Security also states a cause of action against Longnecker. The complaint alleges that Longnecker was hired in part to protect Security’s interests. Although facts brought out at the trial may or may not support this allegation, for purposes of demurrer, plaintiff’s allegations must be accepted as true. Thus, Lpngnecker’s argument that he cannot be guilty of legal malpractice to plaintiff, because a cause of action for legal malpractice may not be assigned is of little aid to Longnecker. Plaintiff does not rely on any effort to “assign” a cause of action for legal *1023malpractice, but seeks to create liability based on Longnecker’s direct duty to plaintiff. If a client retains an attorney to protect others, those others have a right to sue the attorney for malpractice (Heyer v. Flaig (1969) 70 Cal.2d 223 [74 Cal.Rptr. 225, 449 P.2d 161]) and Security alleges that the attorney was hired to protect its interest.

(4) Since my colleagues affirm the trial court in sustaining the demurrer on the authority of Lan Franco, they do not reach the issue of the statute of limitations. Since I differ from them in that aspect of the case, I must deal with that issue. I conclude that the statute does not bar the present action.

All defendants allege that the complaint is barred by the statute of limitations. (Code Civ. Proc., § 337.) Where one party is under a duty to indemnify another, the cause of action-does not accrue until the second party has been damaged by paying the amount for which the indemnity is sought. (Gribaldo, Jacobs, Jones & Associates v. Agrippina Versicherunges, A. G. (1970) 3 Cal.3d 434 [91 Cal.Rptr. 6, 476 P.2d 406].) Also, a cause of action for malpractice does not occur until the client suffers damages. (Budd v. Nixen (1971) 6 Cal.3d 195 [98 Cal.Rptr. 849, 491 P.2d 433].) Thus, under either the malpractice theory or the indemnification theory, the causes of action did not accrue until payment was made and they are not barred by the statute of limitations.

Defendants distinguish Gribaldo on the grounds that Gribaldo was a contract to indemnify against loss or damages, rather than, as here, a contract to indemnify against liability.

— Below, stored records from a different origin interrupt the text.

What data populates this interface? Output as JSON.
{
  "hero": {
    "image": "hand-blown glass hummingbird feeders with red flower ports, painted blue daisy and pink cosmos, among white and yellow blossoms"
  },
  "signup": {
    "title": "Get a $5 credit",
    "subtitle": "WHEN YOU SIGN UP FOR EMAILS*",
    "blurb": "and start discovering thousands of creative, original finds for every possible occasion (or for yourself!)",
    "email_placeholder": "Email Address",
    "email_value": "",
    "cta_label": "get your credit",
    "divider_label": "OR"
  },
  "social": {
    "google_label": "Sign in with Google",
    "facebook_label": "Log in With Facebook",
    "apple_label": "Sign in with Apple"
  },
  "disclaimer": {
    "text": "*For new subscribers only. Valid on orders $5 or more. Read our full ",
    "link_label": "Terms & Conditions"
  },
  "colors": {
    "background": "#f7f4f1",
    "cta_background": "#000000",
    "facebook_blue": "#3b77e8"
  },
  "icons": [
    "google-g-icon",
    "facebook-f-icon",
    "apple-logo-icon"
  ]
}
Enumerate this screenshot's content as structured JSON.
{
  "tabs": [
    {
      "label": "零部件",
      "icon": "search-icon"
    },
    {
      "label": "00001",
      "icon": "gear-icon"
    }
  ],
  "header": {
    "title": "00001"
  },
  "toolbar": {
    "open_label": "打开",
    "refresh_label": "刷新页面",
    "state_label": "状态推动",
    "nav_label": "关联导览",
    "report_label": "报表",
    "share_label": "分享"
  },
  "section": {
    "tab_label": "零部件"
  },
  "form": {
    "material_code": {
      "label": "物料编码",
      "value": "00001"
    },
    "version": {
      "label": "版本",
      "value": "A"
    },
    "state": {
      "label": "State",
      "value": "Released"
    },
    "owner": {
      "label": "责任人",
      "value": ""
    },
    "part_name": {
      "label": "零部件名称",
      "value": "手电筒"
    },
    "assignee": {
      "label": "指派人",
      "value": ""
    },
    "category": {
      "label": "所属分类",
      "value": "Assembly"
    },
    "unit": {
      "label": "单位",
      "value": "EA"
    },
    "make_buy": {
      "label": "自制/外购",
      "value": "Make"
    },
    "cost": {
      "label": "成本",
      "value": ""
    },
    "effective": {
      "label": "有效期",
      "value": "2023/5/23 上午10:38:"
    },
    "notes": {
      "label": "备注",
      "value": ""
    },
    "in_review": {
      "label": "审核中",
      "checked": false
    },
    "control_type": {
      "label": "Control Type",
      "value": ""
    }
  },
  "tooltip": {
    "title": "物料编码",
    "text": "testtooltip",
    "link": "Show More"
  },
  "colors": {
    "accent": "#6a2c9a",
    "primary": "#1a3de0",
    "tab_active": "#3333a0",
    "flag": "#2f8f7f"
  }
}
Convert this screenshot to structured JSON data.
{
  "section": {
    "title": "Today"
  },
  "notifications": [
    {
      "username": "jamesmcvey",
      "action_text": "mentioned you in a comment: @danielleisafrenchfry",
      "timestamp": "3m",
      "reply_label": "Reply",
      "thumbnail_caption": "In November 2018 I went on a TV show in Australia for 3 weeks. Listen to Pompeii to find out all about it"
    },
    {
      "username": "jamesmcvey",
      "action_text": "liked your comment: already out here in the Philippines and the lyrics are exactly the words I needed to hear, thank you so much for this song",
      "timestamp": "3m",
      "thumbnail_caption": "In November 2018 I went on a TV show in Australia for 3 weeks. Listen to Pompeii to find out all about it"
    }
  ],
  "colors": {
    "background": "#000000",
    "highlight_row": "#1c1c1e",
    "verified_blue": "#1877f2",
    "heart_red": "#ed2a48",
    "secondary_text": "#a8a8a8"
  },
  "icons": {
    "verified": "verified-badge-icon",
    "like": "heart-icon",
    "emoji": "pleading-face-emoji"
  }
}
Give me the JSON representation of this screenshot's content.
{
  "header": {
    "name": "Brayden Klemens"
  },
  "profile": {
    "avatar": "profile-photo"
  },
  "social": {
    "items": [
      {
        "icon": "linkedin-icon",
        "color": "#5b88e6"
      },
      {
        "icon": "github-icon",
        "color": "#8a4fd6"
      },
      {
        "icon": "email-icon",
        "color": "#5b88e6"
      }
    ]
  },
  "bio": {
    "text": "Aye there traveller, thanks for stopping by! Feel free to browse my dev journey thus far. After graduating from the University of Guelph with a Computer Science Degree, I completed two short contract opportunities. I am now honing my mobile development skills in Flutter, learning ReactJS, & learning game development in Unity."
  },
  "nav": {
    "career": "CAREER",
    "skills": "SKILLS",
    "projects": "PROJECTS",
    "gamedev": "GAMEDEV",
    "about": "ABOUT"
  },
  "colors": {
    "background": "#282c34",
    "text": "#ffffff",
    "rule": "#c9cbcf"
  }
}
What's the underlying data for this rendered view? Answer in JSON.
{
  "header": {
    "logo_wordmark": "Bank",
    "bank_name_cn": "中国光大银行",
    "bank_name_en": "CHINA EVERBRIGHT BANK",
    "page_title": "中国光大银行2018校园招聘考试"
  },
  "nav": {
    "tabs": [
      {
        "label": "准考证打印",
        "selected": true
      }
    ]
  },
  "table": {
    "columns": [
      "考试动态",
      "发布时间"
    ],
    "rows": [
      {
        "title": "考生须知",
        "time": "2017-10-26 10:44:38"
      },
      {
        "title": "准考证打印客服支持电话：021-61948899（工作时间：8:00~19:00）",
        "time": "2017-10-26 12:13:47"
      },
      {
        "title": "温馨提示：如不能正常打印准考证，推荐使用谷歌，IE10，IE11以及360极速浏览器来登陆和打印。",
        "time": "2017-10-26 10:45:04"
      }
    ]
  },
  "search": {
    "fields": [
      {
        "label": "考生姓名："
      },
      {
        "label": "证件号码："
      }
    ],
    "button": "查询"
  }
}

Although the contracts were in fact different in this respect, that difference is insufficient reason to avoid the rule of Gribaldo. Although that case did not deal with the statute of limitations or with the issue of when a cause of action accrues, its holding that an indemnitor is not liable for a claim until the indemnitee suffers the loss by being compelled to pay the claim, applies as well to determining when a cause of action arises.

The judgment (order of dismissal) should be reversed.

A petition for a rehearing was denied February 24, 1977, and appellant’s petition for a hearing by the Supreme Court was denied April 7, 1977.